While researching how the Tar Heel State interprets insurance policies, I came across two helpful sources that set out how the policyholder is favored. The first is a blog post from Merlin’s own resident expert in North Carolina law, Beaujeaux de Lapouyade. You can read her blog post here.
The second is the following rule block i found in a well-researched motion:
Insurance Policies in North Carolina are interpreted in a more liberal manner than contemplated by the ordinary rules of contract interpretation.
• Wherever possible, the policy will be interpreted in a manner which gives, but never takes away, coverage.1
• Provisions extending coverage “must be construed liberally so as to provide coverage, whenever possible by reasonable construction.”2
• The proper test is what a reasonable person in the position of the insured would have understood the policy to mean not what the insurer intended.3
• Exclusions are to be strictly construed against the insurer the apparent conflict between coverage and exclusion must be resolved in favor of the insured.”4
• “If such a word has more than one meaning in its ordinary usage . . . it is to be given the meaning most favorable to the policyholder, or beneficiary, since the insurance company selected the word for use.”5
• “It must be remembered that the policy of insurance was written by the [insurance] company’s lawyers . . . filled with conditions inserted by persons skilled in the learning of insurance law and acting in the exclusive interest of the insurance company.” Therefore, policies “must be construed liberally in respect to the persons insured.”6
• “If the language used in the policy is reasonably susceptible of different constructions, it must be given the construction most favorable to the insured, since the company prepared the policy and chose the language.”7
• “If any ambiguity exists in an insurance contract, then, the fault lies with the insurance company and not with the insured. If the insurance company uses slippery words in its policy, it is not the function of this Court to sprinkle sand upon the ice by strict construction to assist the insurance company.”8
As you can see, North Carolina has strong language that greatly favors policyholders. If you have any questions regarding the interpretation of your policy, contact our team at Merlin Law Group.

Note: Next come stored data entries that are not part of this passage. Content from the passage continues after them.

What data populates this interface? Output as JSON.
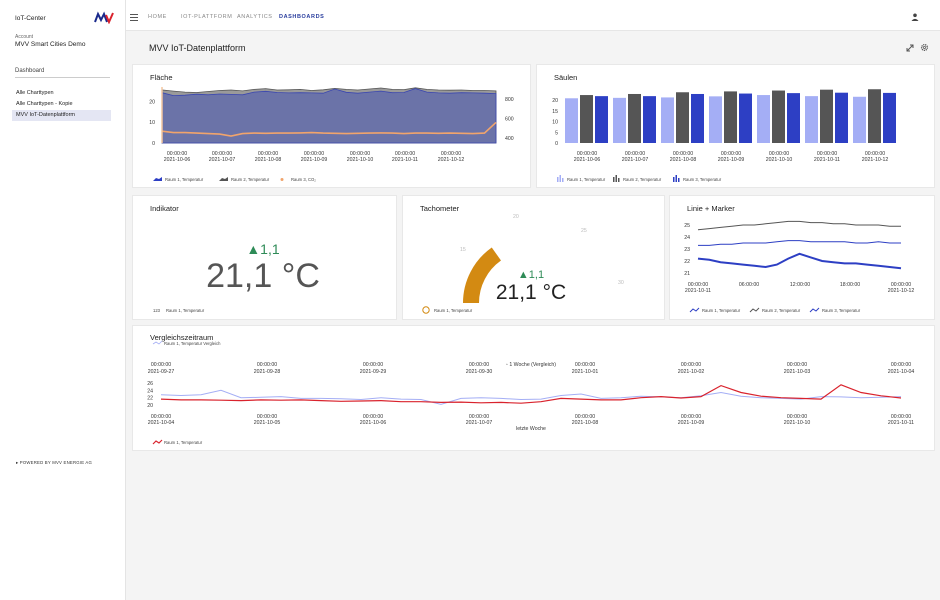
{
  "sidebar": {
    "brand": "IoT-Center",
    "account_label": "Account",
    "account_name": "MVV Smart Cities Demo",
    "section": "Dashboard",
    "items": [
      {
        "label": "Alle Charttypen"
      },
      {
        "label": "Alle Charttypen - Kopie"
      },
      {
        "label": "MVV IoT-Datenplattform"
      }
    ],
    "footer": "POWERED BY MVV ENERGIE AG"
  },
  "nav": {
    "home": "HOME",
    "iot": "IOT-PLATTFORM",
    "analytics": "ANALYTICS",
    "dashboards": "DASHBOARDS"
  },
  "page": {
    "title": "MVV IoT-Datenplattform"
  },
  "colors": {
    "light_blue": "#a4aef5",
    "dark_gray": "#555555",
    "blue": "#2d3fc4",
    "orange": "#f1a46c",
    "gauge": "#d38a12",
    "red": "#d9232d",
    "green": "#2e8b57"
  },
  "flaeche": {
    "title": "Fläche",
    "chart_data": {
      "type": "area",
      "left_axis_ticks": [
        "20",
        "10",
        "0"
      ],
      "right_axis_ticks": [
        "800",
        "600",
        "400"
      ],
      "x_time": "00:00:00",
      "x_dates": [
        "2021-10-06",
        "2021-10-07",
        "2021-10-08",
        "2021-10-09",
        "2021-10-10",
        "2021-10-11",
        "2021-10-12"
      ],
      "series": [
        {
          "name": "Raum 1, Temperatur",
          "values": [
            24.2,
            22.8,
            23.0,
            23.5,
            23.2,
            23.6,
            23.4,
            23.2,
            24.5,
            24.9,
            24.3,
            24.1,
            24.2,
            24.1,
            24.0,
            26.0,
            24.4,
            24.0,
            24.5,
            25.0,
            24.2,
            24.3,
            26.2,
            24.5,
            24.1,
            24.0,
            24.2,
            24.1,
            24.0,
            23.8
          ]
        },
        {
          "name": "Raum 2, Temperatur",
          "values": [
            25.5,
            25.0,
            24.5,
            24.3,
            24.8,
            25.3,
            25.5,
            25.1,
            25.8,
            26.2,
            25.5,
            25.6,
            25.8,
            25.3,
            25.6,
            26.3,
            25.8,
            25.5,
            26.0,
            26.5,
            25.8,
            25.7,
            26.6,
            25.8,
            25.5,
            25.4,
            25.5,
            25.3,
            25.3,
            25.1
          ]
        },
        {
          "name": "Raum 3, CO₂",
          "values": [
            470,
            455,
            455,
            450,
            445,
            440,
            420,
            445,
            450,
            448,
            450,
            450,
            452,
            455,
            450,
            448,
            445,
            448,
            450,
            452,
            450,
            445,
            450,
            450,
            448,
            450,
            448,
            445,
            450,
            560
          ]
        }
      ]
    }
  },
  "saeulen": {
    "title": "Säulen",
    "chart_data": {
      "type": "bar",
      "y_ticks": [
        "20",
        "15",
        "10",
        "5",
        "0"
      ],
      "x_time": "00:00:00",
      "categories": [
        "2021-10-06",
        "2021-10-07",
        "2021-10-08",
        "2021-10-09",
        "2021-10-10",
        "2021-10-11",
        "2021-10-12"
      ],
      "series": [
        {
          "name": "Raum 1, Temperatur",
          "values": [
            20.8,
            21.0,
            21.2,
            21.7,
            22.3,
            21.8,
            21.5
          ]
        },
        {
          "name": "Raum 2, Temperatur",
          "values": [
            22.3,
            22.8,
            23.6,
            24.0,
            24.4,
            24.8,
            25.0
          ]
        },
        {
          "name": "Raum 3, Temperatur",
          "values": [
            21.8,
            21.8,
            22.8,
            23.0,
            23.2,
            23.4,
            23.3
          ]
        }
      ]
    }
  },
  "indikator": {
    "title": "Indikator",
    "delta": "▲1,1",
    "value": "21,1 °C",
    "legend": "Raum 1, Temperatur",
    "legend_badge": "123"
  },
  "tacho": {
    "title": "Tachometer",
    "delta": "▲1,1",
    "value": "21,1 °C",
    "legend": "Raum 1, Temperatur",
    "ticks": [
      "15",
      "20",
      "25",
      "30"
    ],
    "chart_data": {
      "type": "gauge",
      "value": 21.1,
      "min": 10,
      "max": 35
    }
  },
  "linie": {
    "title": "Linie + Marker",
    "chart_data": {
      "type": "line",
      "y_ticks": [
        "25",
        "24",
        "23",
        "22",
        "21"
      ],
      "x_labels": [
        {
          "time": "00:00:00",
          "date": "2021-10-11"
        },
        {
          "time": "06:00:00",
          "date": ""
        },
        {
          "time": "12:00:00",
          "date": ""
        },
        {
          "time": "18:00:00",
          "date": ""
        },
        {
          "time": "00:00:00",
          "date": "2021-10-12"
        }
      ],
      "series": [
        {
          "name": "Raum 1, Temperatur",
          "values": [
            22.2,
            22.1,
            21.9,
            21.8,
            21.7,
            21.6,
            21.5,
            21.7,
            22.2,
            22.6,
            22.3,
            22.0,
            21.9,
            21.8,
            21.8,
            21.7,
            21.6,
            21.5,
            21.4
          ]
        },
        {
          "name": "Raum 2, Temperatur",
          "values": [
            24.6,
            24.7,
            24.8,
            24.9,
            25.0,
            25.0,
            25.1,
            25.2,
            25.3,
            25.3,
            25.2,
            25.2,
            25.1,
            25.1,
            25.0,
            25.0,
            25.0,
            24.9,
            24.9
          ]
        },
        {
          "name": "Raum 3, Temperatur",
          "values": [
            23.3,
            23.3,
            23.4,
            23.4,
            23.5,
            23.5,
            23.5,
            23.6,
            23.7,
            23.7,
            23.6,
            23.6,
            23.6,
            23.6,
            23.5,
            23.5,
            23.6,
            23.5,
            23.5
          ]
        }
      ]
    }
  },
  "vergleich": {
    "title": "Vergleichszeitraum",
    "chart_data": {
      "type": "line",
      "y_ticks": [
        "26",
        "24",
        "22",
        "20"
      ],
      "top_axis_title": "1 Woche (Vergleich)",
      "bottom_axis_title": "letzte Woche",
      "top_time": "00:00:00",
      "top_dates": [
        "2021-09-27",
        "2021-09-28",
        "2021-09-29",
        "2021-09-30",
        "2021-10-01",
        "2021-10-02",
        "2021-10-03",
        "2021-10-04"
      ],
      "bottom_time": "00:00:00",
      "bottom_dates": [
        "2021-10-04",
        "2021-10-05",
        "2021-10-06",
        "2021-10-07",
        "2021-10-08",
        "2021-10-09",
        "2021-10-10",
        "2021-10-11"
      ],
      "series": [
        {
          "name": "Raum 1, Temperatur Vergleich",
          "values": [
            22.8,
            22.6,
            22.8,
            24.0,
            22.0,
            22.1,
            22.3,
            21.8,
            21.8,
            21.7,
            21.5,
            22.0,
            21.6,
            21.5,
            20.2,
            21.8,
            22.0,
            21.8,
            21.5,
            21.6,
            22.6,
            23.0,
            21.8,
            22.0,
            22.4,
            22.2,
            22.0,
            22.5,
            23.4,
            22.4,
            22.0,
            21.8,
            21.6,
            22.3,
            22.2,
            22.0,
            22.1,
            22.3
          ]
        },
        {
          "name": "Raum 1, Temperatur",
          "values": [
            21.6,
            21.4,
            21.4,
            21.3,
            21.2,
            21.4,
            21.3,
            21.4,
            21.2,
            21.0,
            21.1,
            21.2,
            20.9,
            20.9,
            20.7,
            20.8,
            20.6,
            20.7,
            20.5,
            20.9,
            21.8,
            21.6,
            21.4,
            21.4,
            22.0,
            22.3,
            21.9,
            22.3,
            25.3,
            23.4,
            22.4,
            22.0,
            21.8,
            21.6,
            25.5,
            23.4,
            22.5,
            21.9
          ]
        }
      ]
    }
  }
}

1 Wash. Hous. Auth. v. N.C. Hous. Auth. Risk Retention Pool, 130 N.C. App. 279, 281, 502 S.E.2d 626, 628 (1998).
2 State Capital Ins. Co. v. Nationwide Mut. Ins. Co., 318 N.C. 534, 538, 350 S.E.2d 66, 68 (1986).
3 Joyner v. Nationwide Ins., 46 N.C. App. 807, 809, 266 S.E.2d 30, 31 (1980).
4 Southeast Airmotive Corp. v. U.S. Fire Ins. Co., 78 N.C. App. 418, 420, 337 S.E.2d 167, 169 (1985).
5 Wachovia Bank & Tr. Co. v. Westchester Fire Ins. Co., 276 N.C. 348, 354, 172 S.E.2d 518, 522 (1970).
6 Barker v. Iowa Mut. Ins. Co., 241 N.C. 397, 400, 85 S.E.2d 305, 307 (1955) (citing Roberts v. Am. All. Ins. Co., 212 N.C. 1, 192 S.E. 873, 875-76 (1937)).
7 Grant v. Emmco Ins. Co., 295 N.C. 39, 43, 243 S.E.2d 894, 897 (1978).
8 Mazza v. Med. Mut. Ins. Co. of N.C., 311 N.C. 621, 630, 319 S.E.2d 217, 223 (1984) (quoting Jamestown Mut. Ins. Co. v. Nationwide Mut. Ins. Co., 266 N.C. 430, 437-38, 146 S.E.2d 410, 416 (1966)).